I’ve experienced this myself. Recently, a ten-minute rain shower on the Boulder River (south of Big Timber, Montana) brought a sleepy run to life. I landed two sixteen inch rainbows on back-to-back casts in the same run where nothing was happening before it rained.

But let the fly fisher beware: “No hatch is good enough for you to risk waving a nine-foot graphite rod around during a lightning storm.”

Sunk Hoppers

If my hopper gets waterlogged and sinks, I tend to pull it out and dry it.

However, Lilly challenges that practice: “If your hopper sinks, don’t immediately yank it out of the water; hoppers drown, and fish take them just as avidly then. The fish are often looking for the drowned ones.”


Understandably, you’ll want to make the most of your fly fishing trip to the west. It might be the trip of a lifetime.

So listen close to this next pearl of wisdom from Bud Lilly: “If I could offer the visiting fisherman only one piece of advice it would be this: relax.

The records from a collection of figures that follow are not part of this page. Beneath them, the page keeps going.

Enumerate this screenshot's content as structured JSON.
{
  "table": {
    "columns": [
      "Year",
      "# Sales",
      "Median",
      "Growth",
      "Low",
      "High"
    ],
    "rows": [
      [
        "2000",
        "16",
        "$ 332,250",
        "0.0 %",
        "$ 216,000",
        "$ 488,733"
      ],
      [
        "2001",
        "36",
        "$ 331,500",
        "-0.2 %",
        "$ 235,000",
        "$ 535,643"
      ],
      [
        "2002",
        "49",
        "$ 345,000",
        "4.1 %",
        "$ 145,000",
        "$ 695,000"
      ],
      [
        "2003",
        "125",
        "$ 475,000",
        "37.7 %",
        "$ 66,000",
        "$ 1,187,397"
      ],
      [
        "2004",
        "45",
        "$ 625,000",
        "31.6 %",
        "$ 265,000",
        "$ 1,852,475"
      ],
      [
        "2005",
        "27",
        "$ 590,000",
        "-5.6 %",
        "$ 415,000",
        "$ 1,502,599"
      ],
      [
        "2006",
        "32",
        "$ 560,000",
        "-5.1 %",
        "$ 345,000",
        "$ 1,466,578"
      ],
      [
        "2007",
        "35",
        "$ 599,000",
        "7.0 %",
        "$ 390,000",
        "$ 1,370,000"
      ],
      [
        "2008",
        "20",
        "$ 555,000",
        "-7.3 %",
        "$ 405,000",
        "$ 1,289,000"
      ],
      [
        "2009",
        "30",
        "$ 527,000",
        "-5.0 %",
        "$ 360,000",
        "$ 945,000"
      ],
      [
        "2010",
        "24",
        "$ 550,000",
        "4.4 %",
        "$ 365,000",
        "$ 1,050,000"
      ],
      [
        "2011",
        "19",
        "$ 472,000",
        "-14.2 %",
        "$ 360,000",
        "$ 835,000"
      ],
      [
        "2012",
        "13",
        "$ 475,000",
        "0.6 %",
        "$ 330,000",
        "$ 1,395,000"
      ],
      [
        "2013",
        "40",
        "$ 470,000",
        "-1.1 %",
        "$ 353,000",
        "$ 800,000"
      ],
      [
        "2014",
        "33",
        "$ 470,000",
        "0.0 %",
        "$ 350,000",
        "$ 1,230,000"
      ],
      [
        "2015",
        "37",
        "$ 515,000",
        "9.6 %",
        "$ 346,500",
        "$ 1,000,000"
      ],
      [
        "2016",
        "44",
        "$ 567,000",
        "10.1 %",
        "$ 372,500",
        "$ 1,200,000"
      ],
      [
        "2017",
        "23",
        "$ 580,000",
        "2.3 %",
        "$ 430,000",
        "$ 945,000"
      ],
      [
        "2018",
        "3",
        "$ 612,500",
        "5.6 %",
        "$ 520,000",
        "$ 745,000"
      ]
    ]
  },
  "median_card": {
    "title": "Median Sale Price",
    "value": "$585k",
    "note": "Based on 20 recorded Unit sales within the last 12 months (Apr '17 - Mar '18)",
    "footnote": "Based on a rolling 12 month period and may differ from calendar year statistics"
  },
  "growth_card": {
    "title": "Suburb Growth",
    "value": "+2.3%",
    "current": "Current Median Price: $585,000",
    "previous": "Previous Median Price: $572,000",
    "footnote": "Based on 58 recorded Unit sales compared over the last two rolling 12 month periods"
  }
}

You’re out here to have fun. You wouldn’t fish 16 hours a day back home, and you don’t have to do it here.”

As the old saying goes, there’s more where that came from. Yes, you’ll find a lot more wit and wisdom in Bud Lilly’s Guide to Fly Fishing the New West.

By the way, if you don’t heed Lilly’s advice, he won’t be offended. He readily admits: “There are lots of ways to catch a trout. Maybe that’s why there are so many experts.”